BRICS create their own financial institutions
The recent election of leaders to the International Monetary Fund and the World Bank showed that, despite the growing economic clout of developing countries, the "old guard" of the U.S. and Europe is in no hurry to hand over the reins of power to newcomers.
In response, the latter decided to establish their own regional crisis fund. Its exact scope remains unclear, but Russia's press has leaked information that the financial pool may well be very large indeed.
It could be comparable in size to the Chiang Mai Initiative, which is a crisis fund set up between China, Japan, South Korea, and the ASEAN economies. That mutual credit pool is now worth roughly $240 billion.
The funds would, of course, be insufficient to save the countries from catastrophe; but they are enough to provide temporary relief, says Daria Zhelannova, a senior analyst at Alpari.
The fund will allow the BRICS to create their own system of mutual lending. Moreover, in the event of a liquidity shortage, any BRICS member will be able to draw from the fund in an amount equal to its own contribution, multiplied by an as-yet-undefined coefficient.
The mutual fund will give the group its own financial reserve and preclude the need to go hat in hand to the IMF and World Bank, whose charity comes with strict obligations on the borrowing country, says head of investment operations at ACB Lanta Bank, Oleg Poddymnikov.
It could even be used to address large-scale economic development issues faced by the BRICS countries, as well as to fund financial operations (e.g., currency interventions, loans to companies).
Finally, the fund may also be utilized to assist other nations to develop ties with the BRICS, notes Investkafe analyst Ilya Rachenkov. After all, the world contains around 150 countries whose total GDP (calculated at purchasing power parity) is less than the mutual fund's slated budget.

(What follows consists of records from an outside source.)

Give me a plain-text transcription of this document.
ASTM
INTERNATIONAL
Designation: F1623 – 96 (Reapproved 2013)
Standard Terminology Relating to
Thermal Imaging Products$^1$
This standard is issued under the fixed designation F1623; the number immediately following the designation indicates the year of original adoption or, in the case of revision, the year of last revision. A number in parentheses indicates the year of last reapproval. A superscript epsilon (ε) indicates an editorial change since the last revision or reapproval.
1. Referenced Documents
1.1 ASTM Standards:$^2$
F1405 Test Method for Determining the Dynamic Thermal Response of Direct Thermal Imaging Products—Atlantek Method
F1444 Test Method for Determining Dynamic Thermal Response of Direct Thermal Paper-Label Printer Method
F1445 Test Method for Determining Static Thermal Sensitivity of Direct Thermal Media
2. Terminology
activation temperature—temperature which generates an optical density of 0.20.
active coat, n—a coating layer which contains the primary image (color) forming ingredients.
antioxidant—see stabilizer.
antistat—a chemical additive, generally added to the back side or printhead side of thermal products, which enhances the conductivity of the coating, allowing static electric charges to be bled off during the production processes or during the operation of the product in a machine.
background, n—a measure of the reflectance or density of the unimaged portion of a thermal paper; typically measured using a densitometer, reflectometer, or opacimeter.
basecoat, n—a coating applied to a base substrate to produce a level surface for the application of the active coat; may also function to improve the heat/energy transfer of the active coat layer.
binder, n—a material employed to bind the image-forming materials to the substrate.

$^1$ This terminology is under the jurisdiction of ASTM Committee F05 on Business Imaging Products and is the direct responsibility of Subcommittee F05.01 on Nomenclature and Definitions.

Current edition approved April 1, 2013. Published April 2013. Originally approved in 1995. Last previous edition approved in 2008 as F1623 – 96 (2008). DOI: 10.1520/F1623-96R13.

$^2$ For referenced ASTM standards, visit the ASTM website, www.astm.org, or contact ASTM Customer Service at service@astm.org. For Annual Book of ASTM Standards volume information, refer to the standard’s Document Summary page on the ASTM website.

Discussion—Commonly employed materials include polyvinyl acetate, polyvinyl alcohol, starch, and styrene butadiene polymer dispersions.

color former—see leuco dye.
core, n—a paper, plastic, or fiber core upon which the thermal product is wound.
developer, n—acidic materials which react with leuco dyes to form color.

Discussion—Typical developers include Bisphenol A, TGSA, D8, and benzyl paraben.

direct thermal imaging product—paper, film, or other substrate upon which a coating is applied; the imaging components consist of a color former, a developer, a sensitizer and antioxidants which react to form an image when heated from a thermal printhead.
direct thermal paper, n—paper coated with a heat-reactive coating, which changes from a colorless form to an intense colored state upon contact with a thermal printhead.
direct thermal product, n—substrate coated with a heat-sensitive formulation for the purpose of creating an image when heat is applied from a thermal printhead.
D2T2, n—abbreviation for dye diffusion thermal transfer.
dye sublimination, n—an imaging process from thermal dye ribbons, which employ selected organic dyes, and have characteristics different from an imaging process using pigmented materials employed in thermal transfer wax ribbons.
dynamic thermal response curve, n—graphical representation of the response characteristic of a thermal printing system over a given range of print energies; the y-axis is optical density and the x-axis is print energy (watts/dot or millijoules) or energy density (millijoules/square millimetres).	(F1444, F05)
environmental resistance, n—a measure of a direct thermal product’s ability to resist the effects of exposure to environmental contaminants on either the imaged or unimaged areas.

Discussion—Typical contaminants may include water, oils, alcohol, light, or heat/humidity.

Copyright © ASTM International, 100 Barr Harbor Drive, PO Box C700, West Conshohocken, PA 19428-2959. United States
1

The fund was conceived by a special working group set up under the BRICS on June 10, 2012. This same group, incidentally, is in the process of framing another joint organization — a development bank to be used to fund infrastructure projects. The exact framework of the bank and the fund is likely to be on the agenda for the next BRICS summit in March 2013, according to Russian online newspaper Gazeta.ru.
A few years ago, it was fashionable among experts to predict a change in the lineup of the BRICS, if not a quick death. However, the members themselves took an interest in the group's survival and began seeking ways to forge closer economic ties.
Despite their status as the fastest developing economies in the world, the global crisis could sabotage growth ‒ especially since most of them are dependent on raw materials, asserts Poddymnikov.
This is not just the case for Russia, whose growth has crashed from 7.5 to 4.5 percent due to Europe's ongoing malaise: China and India are the world's top agricultural producers; Brazil produces more sugar and coffee than anyone else; Russia is a global leader in oil and gas production, as China is in coal.
Experts surmise that, if such initiatives as the mutual fund and the development bank become a regular feature and succeed in bringing about the desired effect, the bloc's role in the global economy will increase even further.
It is not yet known which currency or assets will be used to store the reserves. The U.S. dollar is an option, as is the use of special drawing rights (SDR). The Chinese yuan would play into China's hands, but this is likely to be opposed by the other members of the BRICS. Moreover, the Chinese currency is not yet fully convertible.
The next step in strengthening cooperation between the BRICS, according to the Investkafe analyst, could be to extend the role of national currencies in settlements between member countries.
"However, the process could take a while. Relations could also develop through foreign trade, although there might be some overlap with the WTO," Rachenkov said.